Depuis l'annonce de l'adaptation en série par Lenny Abrahamson et Alice Birch du livre Conversations with Friends de Sally Rooney, le compte à rebours était lancé. Et l'excitation parmi les initié·es, palpable. Après le succès de Normal People, qui retranscrivait à la perfection sur le petit écran les émotions ressenties dans le texte, difficile de ne pas se réjouir de retrouver la plume franche mais subtile de la romancière irlandaise, et le travail impeccable des scénaristes.
On s'attendait à une alchimie aussi irrésistible et réelle qu'entre Marianne et Connell, bien que le synopsis n'ait pas grand-chose de similaire en théorie. A des dialogues qui captivent, à des silences qui prennent aux tripes, à des situations singulières auxquelles on réussirait tout de même à s'identifier.
Malheureusement, et les critiques sont plutôt unanimes, le résultat (diffusé depuis le 15 mai sur BBC Three et Hulu- pas encore en France) n'est pas à la hauteur des espérances des fans. Et même en n'ayant pas lu le bouquin, et donc en n'ayant pas projeté grand-chose, on a du mal à s'accrocher à la dynamique de ce quatuor que "awkward" ne pourrait mieux définir.

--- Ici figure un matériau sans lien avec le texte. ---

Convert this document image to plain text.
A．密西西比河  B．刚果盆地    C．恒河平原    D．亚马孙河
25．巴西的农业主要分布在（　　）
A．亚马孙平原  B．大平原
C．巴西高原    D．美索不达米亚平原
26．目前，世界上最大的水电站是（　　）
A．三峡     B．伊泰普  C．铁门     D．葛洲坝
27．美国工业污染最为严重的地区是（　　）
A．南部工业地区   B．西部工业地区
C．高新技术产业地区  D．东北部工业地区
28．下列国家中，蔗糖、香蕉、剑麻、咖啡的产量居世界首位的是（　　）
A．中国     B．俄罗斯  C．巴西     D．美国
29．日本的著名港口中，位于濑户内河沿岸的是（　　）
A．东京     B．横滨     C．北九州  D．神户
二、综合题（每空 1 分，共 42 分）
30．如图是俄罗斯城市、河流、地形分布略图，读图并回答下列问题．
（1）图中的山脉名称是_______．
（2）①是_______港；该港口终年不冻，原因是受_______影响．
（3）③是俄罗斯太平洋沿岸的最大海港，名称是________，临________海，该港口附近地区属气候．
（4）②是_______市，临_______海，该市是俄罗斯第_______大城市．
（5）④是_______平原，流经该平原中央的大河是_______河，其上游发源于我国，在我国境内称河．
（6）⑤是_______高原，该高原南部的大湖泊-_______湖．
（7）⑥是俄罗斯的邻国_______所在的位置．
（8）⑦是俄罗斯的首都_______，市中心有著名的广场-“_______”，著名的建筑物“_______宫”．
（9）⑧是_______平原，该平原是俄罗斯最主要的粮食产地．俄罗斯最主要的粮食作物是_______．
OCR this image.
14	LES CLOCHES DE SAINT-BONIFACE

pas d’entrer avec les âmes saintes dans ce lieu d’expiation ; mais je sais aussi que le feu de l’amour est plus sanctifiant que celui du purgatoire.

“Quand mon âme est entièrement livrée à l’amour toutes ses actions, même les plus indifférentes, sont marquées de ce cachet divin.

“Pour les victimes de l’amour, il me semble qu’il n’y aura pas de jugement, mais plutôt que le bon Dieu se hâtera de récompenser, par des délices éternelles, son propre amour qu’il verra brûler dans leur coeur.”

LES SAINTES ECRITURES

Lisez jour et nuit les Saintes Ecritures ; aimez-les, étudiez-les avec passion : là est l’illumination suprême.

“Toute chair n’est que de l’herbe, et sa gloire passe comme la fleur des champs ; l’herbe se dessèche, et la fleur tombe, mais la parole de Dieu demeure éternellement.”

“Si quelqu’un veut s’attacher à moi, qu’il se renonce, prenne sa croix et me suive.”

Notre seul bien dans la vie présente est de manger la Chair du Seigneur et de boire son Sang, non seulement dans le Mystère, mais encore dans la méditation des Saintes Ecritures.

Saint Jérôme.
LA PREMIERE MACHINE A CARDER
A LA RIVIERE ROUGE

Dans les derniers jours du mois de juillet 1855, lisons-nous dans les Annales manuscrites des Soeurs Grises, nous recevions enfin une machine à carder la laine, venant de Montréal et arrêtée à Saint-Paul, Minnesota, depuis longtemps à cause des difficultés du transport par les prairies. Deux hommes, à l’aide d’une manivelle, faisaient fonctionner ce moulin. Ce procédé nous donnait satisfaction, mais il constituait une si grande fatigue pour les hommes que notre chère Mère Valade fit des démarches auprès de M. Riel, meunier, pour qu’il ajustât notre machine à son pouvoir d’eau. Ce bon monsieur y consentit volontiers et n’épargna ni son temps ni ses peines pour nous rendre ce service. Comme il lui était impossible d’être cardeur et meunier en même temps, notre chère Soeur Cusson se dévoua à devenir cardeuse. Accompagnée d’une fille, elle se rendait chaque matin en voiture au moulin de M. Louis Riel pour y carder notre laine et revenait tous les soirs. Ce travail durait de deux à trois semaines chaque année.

L'histoire est grosso modo la suivante : Frances (Alison Oliver) et Bobbi (Sasha Lane), deux meilleures amies/anciennes amantes qui font leurs études à Dublin, rencontrent une écrivaine, Melissa (Jemima Kirk), après l'une de leurs performances poétiques. L'autrice, fascinée, les félicite et les invite à déjeuner chez elle. Le duo y rencontre son mari, Nick Conway (Joe Alwyn- dont le faux accent irlandais a été sévèrement épinglé), acteur de seconde zone plus insipide qu'énigmatique. Il se rapproche de Frances, et Bobbi de Melissa. Les deux premier·es commencent petit à petit une relation adultérine qui explosera en vol, la faute à une communication impossible entre des personnages aux capacités d'expression de leurs émotions limitées.
"Un enchevêtrement plus obscur que Normal People, rendu encore plus inaccessible par l'opacité psychologique des personnages et leur aversion générale pour la parole", note le Guardian en évoquant l'oeuvre originale. Nick est dépressif, et leur relation à tous les deux, comme à tous les quatre est particulièrement toxique. La faute, entre autres, à un narcissisme flagrant et partagé.
Mais ça, dans la série, on le discerne difficilement, tant la dimension autour de la santé mentale a été gommée au profit de ce qu'on identifie comme une amourette sans grand intérêt.
Au début pourtant, ça marche. On retrouve les échanges calqués sur la vraie vie, les émotions propres à la complexité des débuts de relation (qui plus est à l'ère du digital, le terrain de prédilection de Sally Rooney), les difficultés à exprimer des sentiments qu'on ne définit pas bien soi-même. On se retrouve dans les hésitations de Frances avant d'envoyer un message à Nick, dans la façon dont elle pèse chaque mot avant de se lancer, la déception qui l'étreint lorsque la réponse n'est pas ce qu'elle espérait. Les incompréhensions quand le ton manque, et l'attente désespérée lorsque les retours se font tarder.
Dans les 4 premiers épisodes, on voit naître l'attachement de Frances pour Nick et évoluer l'attention de Frances pour Bobbi. On s'attache au couple clandestin, on regarde le quatuor, tou·te·s aussi sublimes les un·es que les autres, se mouvoir à l'écran entre l'Irlande et la Croatie, le ciel gris et le soleil étouffant. Seulement au bout d'un moment, c'est justement cette dernière sensation qu'on retient.
On ne comprend pas bien pourquoi suivre, sur 12 épisodes d'à peu près 30 minutes chacun, une romance sans substance qui fonce droit dans le mur avec aux manettes des protagonistes qui gagne en capital agacement au fil du temps. Si ce n'est pour l'esthétisme des scènes de cul, pour le coup affranchie d'un male gaze omniprésent. Et de l'axe sur l'endométriose, dont la description serait particulièrement fidèle au vécu des personnes concernées. Déjà deux bons points, ce qui n'est pas rien.
Le goût que nous laisse Conversations with Friends est donc doux-amer. Pas brillant, pas catastrophique, mais un entre-deux qui déçoit justement par le potentiel dont la matière première disposait - bien que difficile à mettre en images. C'est peut-être ça d'ailleurs, le problème : contrairement à Normal People pour laquelle elle a co-écrit le scénario, le rôle de Sally Rooney sur cette adaptation-là n'est pas tout à fait clair. Espérons donc qu'elle soit davantage impliquée dans le processus, si Beautiful World, Where Are You, son dernier roman, devait être adapté.